Here are a few ways to get informal personal feedback — IF you want to live in The Learning Zone.

  • When doing a performance appraisal with a team member, ask for feedback on what you should keep, stop, and start doing to strengthen your leadership.
  • Regular assessment of meeting effectiveness and your leadership of the session
  • Ask someone to be the devil’s advocate and lead debates into areas you may not have considered fully.
  • Focus groups (cross-section of people in your team/organization) run by a neutral facilitator who prepares a report summarizing the feedback.
  • Coaching and feedback from a mentor who wants to help you succeed.
  • Informal networking, among peers who may not be in your organization but part of the bigger organization, to tune into personal input/observations or “the grapevine.”
  • Personal development with an external coach.
  • When you’ve made a mistake, admit it. Ask for input on how you can correct it.
  • When you’re trying to build a team consensus or get the team’s input, hold back your opinion until you’ve heard from everyone.

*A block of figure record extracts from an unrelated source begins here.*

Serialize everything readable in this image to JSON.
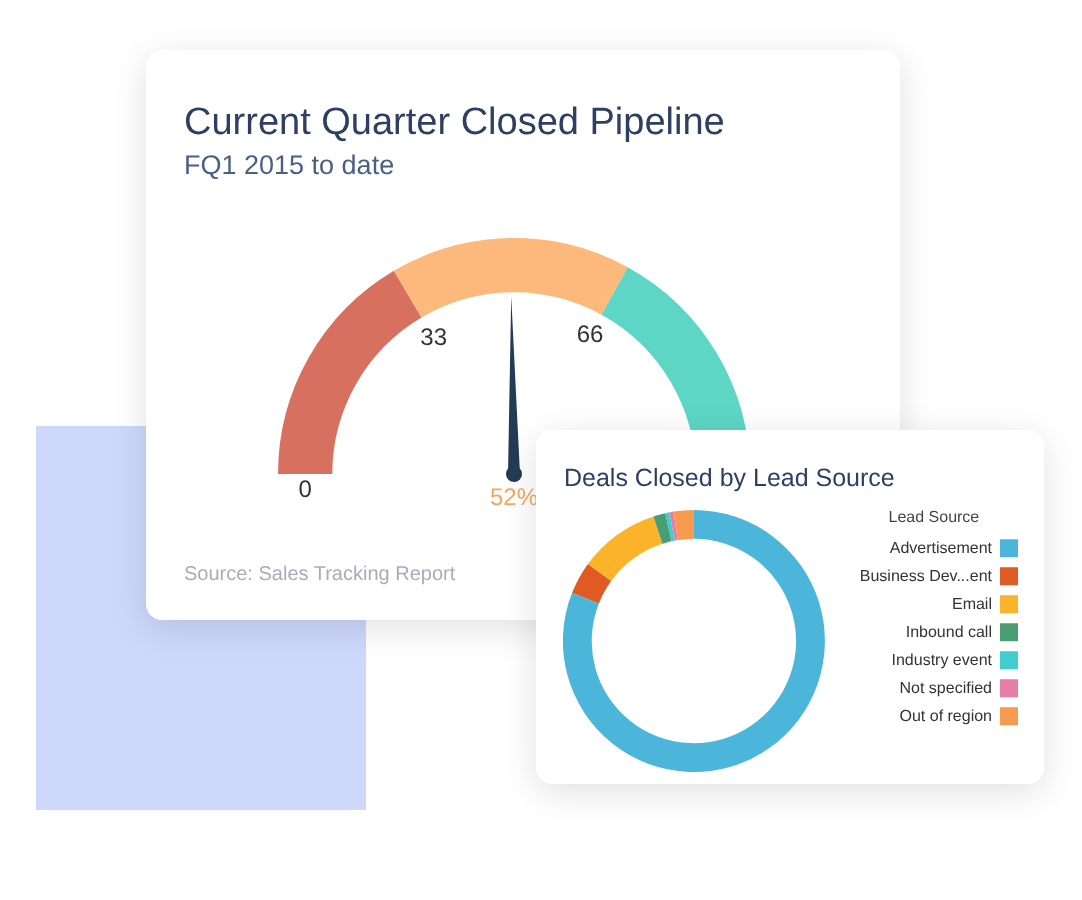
{
  "chart_data": [
    {
      "type": "donut",
      "title": "Current Quarter Closed Pipeline",
      "subtitle": "FQ1 2015 to date",
      "categories": [
        "0",
        "33",
        "66"
      ],
      "values": [
        33,
        33,
        34
      ],
      "colors": [
        "#d87060",
        "#fdb97c",
        "#5dd6c5"
      ],
      "needle": "33",
      "legend": false,
      "annotations": [
        "52%",
        "Source: Sales Tracking Report"
      ]
    },
    {
      "type": "donut",
      "title": "Deals Closed by Lead Source",
      "legend_title": "Lead Source",
      "legend": "right",
      "categories": [
        "Advertisement",
        "Business Dev...ent",
        "Email",
        "Inbound call",
        "Industry event",
        "Not specified",
        "Out of region"
      ],
      "values": [
        81,
        4,
        10,
        1.5,
        0.5,
        0.5,
        2.5
      ],
      "colors": [
        "#4bb6da",
        "#e05a24",
        "#fbb32a",
        "#4a9e74",
        "#3fcfcf",
        "#e77ea9",
        "#f79a4f"
      ]
    }
  ]
}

Building a Learning Team and Feedback-Rich Culture

Here are some ways for your team to build a feedback-rich culture in the organizational Learning Zone:

  • Lesson’s Learned project reviews.
  • Regular team/organization engagement or attitude surveys through a third party. Review the results with the people who have completed the survey to clarify their feedback. Get them involved in making the improvements they’re suggesting.
  • Annual two to three-day off-site retreat with your team focusing on organization and team development strategies.
  • Assessment from expert external consultants based on some combination of surveys, documentation/process review, focus groups, customer feedback, and/or confidential interviews.
  • Self-assessments by your team and/or others based on an organization effectiveness framework/approach or best practices model.
  • Regularly use these questions: What should we keep doing? What should we stop doing? What should we start doing?
  • Brainstorm potential issues by asking for input on the “dumbest things we do around here,” “biggest barriers to reaching our goals,” “major implementation issues we need to address,” “pet peeves,” “dumb rules and forms,” “things that drive you crazy,” or the like. List each point. Cluster the similar points until you have 5-7 major groupings or clusters. Identify those things your team directly controls, can influence, and doesn’t control at all. Prioritize the things you control or can influence and get ideas/volunteers/plans to address them.
  • Ensure your team’s laughter index is high. Use humor to defuse tension or keep things light. You could appoint a Director of Fun, take joke breaks, use humorous video clips, have dress-up theme days, and the like.
  • Develop a team process for instant feedback on destructive humor, such as zingers, pot shots, and putdowns. This should be a meeting ground rule. Some groups simply tap their pens on water glasses or coffee mugs when a team member negatively zings someone else.

Like beauty, quality, or integrity, leadership is in the eye of the beholder. I judge myself by my intentions. Others judge me by my actions. My intentions and the actions that others see may be miles apart.

Unless I know that, I am unlikely to change my actions or try to get others to see me differently.